"Later that day I got to thinking about relationships. There are those that open you up to something new and exotic, those that are old and familiar, those that bring up lots of questions, those that bring you somewhere unexpected, those that bring you far from where you started, and those that bring you back. But the most exciting, challenging and significant relationship of all is the one you have with yourself. And if you can find someone to love the you you love, well, that's just fabulous." Carrie Bradshaw

Sunday, August 17, 2008

Coming back for more . . .

So I knew he would call/text/email . . . I'm just that irresistable (ha ha . . . just kidding!).

But the day after the big date, I recieved an email telling me how great I am and how much fun it was and how we should do it again soon . . .

And I'll pause to admit that I did the classic female, "sure, let's hang out again" ending to the date. I don't know what it is but I have a really hard time telling a guy that I'm absolutely not interested in person. Maybe I need to practice. Suggestions? It's so much easier to leave on good terms and then email later. I have the one date email rule. If you've only been on one date, you can definitely end things over email. Completely acceptable!

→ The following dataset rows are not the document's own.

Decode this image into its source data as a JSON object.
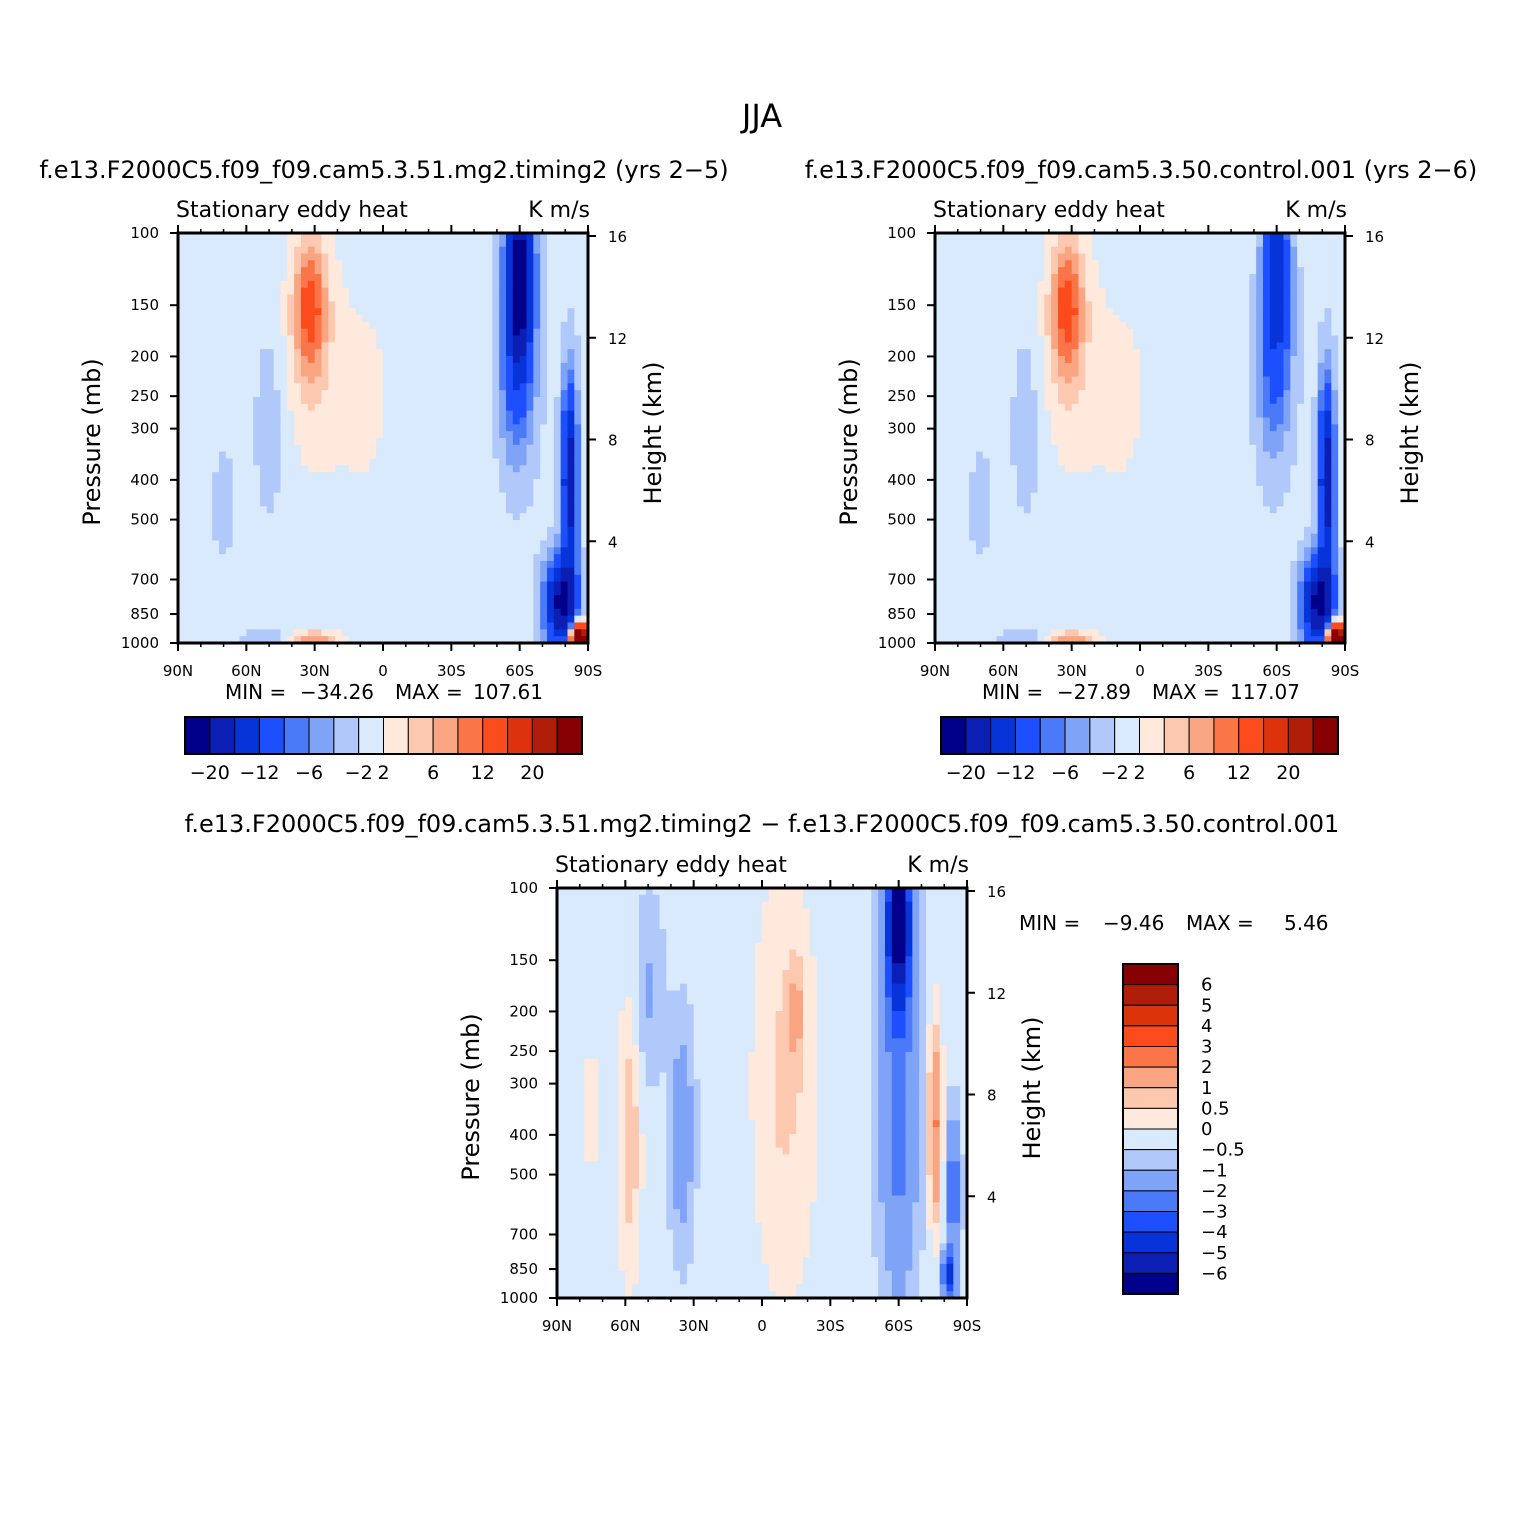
{
  "page_title": "JJA",
  "colors": {
    "panel_scale": [
      "#00008b",
      "#0c1fb5",
      "#0634d8",
      "#1d4ffe",
      "#4a7af8",
      "#7fa4f7",
      "#b1c9fa",
      "#d8eafc",
      "#fee9dc",
      "#fcc9b0",
      "#f9a581",
      "#fa7548",
      "#fc4b1d",
      "#dc330d",
      "#b01e0a",
      "#870003"
    ],
    "diff_scale": [
      "#00008b",
      "#0c1fb5",
      "#0634d8",
      "#1d4ffe",
      "#4a7af8",
      "#7fa4f7",
      "#b1c9fa",
      "#d8eafc",
      "#fee9dc",
      "#fcc9b0",
      "#f9a581",
      "#fa7548",
      "#fc4b1d",
      "#dc330d",
      "#b01e0a",
      "#870003"
    ]
  },
  "chart_data": [
    {
      "type": "heatmap",
      "id": "panel1",
      "title": "f.e13.F2000C5.f09_f09.cam5.3.51.mg2.timing2 (yrs 2−5)",
      "field_label": "Stationary eddy heat",
      "units": "K m/s",
      "ylabel": "Pressure (mb)",
      "y2label": "Height (km)",
      "x_ticks": [
        "90N",
        "60N",
        "30N",
        "0",
        "30S",
        "60S",
        "90S"
      ],
      "x_range": [
        90,
        -90
      ],
      "y_ticks": [
        "100",
        "150",
        "200",
        "250",
        "300",
        "400",
        "500",
        "700",
        "850",
        "1000"
      ],
      "y_range": [
        100,
        1000
      ],
      "y2_ticks": [
        "16",
        "12",
        "8",
        "4"
      ],
      "min_label": "MIN =",
      "min_value": "−34.26",
      "max_label": "MAX =",
      "max_value": "107.61",
      "colorbar_labels": [
        "−20",
        "−12",
        "−6",
        "−2",
        "2",
        "6",
        "12",
        "20"
      ],
      "levels": [
        -20,
        -16,
        -12,
        -8,
        -6,
        -4,
        -2,
        0,
        2,
        4,
        6,
        8,
        12,
        16,
        20
      ]
    },
    {
      "type": "heatmap",
      "id": "panel2",
      "title": "f.e13.F2000C5.f09_f09.cam5.3.50.control.001 (yrs 2−6)",
      "field_label": "Stationary eddy heat",
      "units": "K m/s",
      "ylabel": "Pressure (mb)",
      "y2label": "Height (km)",
      "x_ticks": [
        "90N",
        "60N",
        "30N",
        "0",
        "30S",
        "60S",
        "90S"
      ],
      "x_range": [
        90,
        -90
      ],
      "y_ticks": [
        "100",
        "150",
        "200",
        "250",
        "300",
        "400",
        "500",
        "700",
        "850",
        "1000"
      ],
      "y_range": [
        100,
        1000
      ],
      "y2_ticks": [
        "16",
        "12",
        "8",
        "4"
      ],
      "min_label": "MIN =",
      "min_value": "−27.89",
      "max_label": "MAX =",
      "max_value": "117.07",
      "colorbar_labels": [
        "−20",
        "−12",
        "−6",
        "−2",
        "2",
        "6",
        "12",
        "20"
      ],
      "levels": [
        -20,
        -16,
        -12,
        -8,
        -6,
        -4,
        -2,
        0,
        2,
        4,
        6,
        8,
        12,
        16,
        20
      ]
    },
    {
      "type": "heatmap",
      "id": "diff",
      "title": "f.e13.F2000C5.f09_f09.cam5.3.51.mg2.timing2 − f.e13.F2000C5.f09_f09.cam5.3.50.control.001",
      "field_label": "Stationary eddy heat",
      "units": "K m/s",
      "ylabel": "Pressure (mb)",
      "y2label": "Height (km)",
      "x_ticks": [
        "90N",
        "60N",
        "30N",
        "0",
        "30S",
        "60S",
        "90S"
      ],
      "x_range": [
        90,
        -90
      ],
      "y_ticks": [
        "100",
        "150",
        "200",
        "250",
        "300",
        "400",
        "500",
        "700",
        "850",
        "1000"
      ],
      "y_range": [
        100,
        1000
      ],
      "y2_ticks": [
        "16",
        "12",
        "8",
        "4"
      ],
      "min_label": "MIN =",
      "min_value": "−9.46",
      "max_label": "MAX =",
      "max_value": "5.46",
      "colorbar_labels": [
        "6",
        "5",
        "4",
        "3",
        "2",
        "1",
        "0.5",
        "0",
        "−0.5",
        "−1",
        "−2",
        "−3",
        "−4",
        "−5",
        "−6"
      ],
      "levels": [
        -6,
        -5,
        -4,
        -3,
        -2,
        -1,
        -0.5,
        0,
        0.5,
        1,
        2,
        3,
        4,
        5,
        6
      ]
    }
  ]
}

Anyway . . . then he sent me a text picture of himself (which seriously made me want to puke thinking about how the rest of him looked on that date . . . I had to erase it from my phone immediately for fear of it contaminating the rest of my phone) so I decided I had to be honest and let the guy down.

His response to my let down was "yeah, I didn't feel any chemistry either, just thought I'd give a second date a shot." REALLY? To me, this kind of screams "trying to save face." Maybe I'm wrong . . . does anyone really think that he would have emailed, texted, etc. if he didn't think he had a shot? Maybe I really don't understand guys!

I thought things were done; I'd washed my hands of guy number 1 . . . on to the next one in line but no . . . I just got a text from him wanting to hang out . . . "as friends or something :)."

Did he not get the memo . . . "Good luck on your future dating endeavors" as a closing line really means, I have no interest in hanging out/dating/being your friend, etc. If I'd wanted any of those, I would have said so. Guys . . . lesson to you all . . . this girl says what she means in an email (in person I might not, but you WILL get the truth in writing!).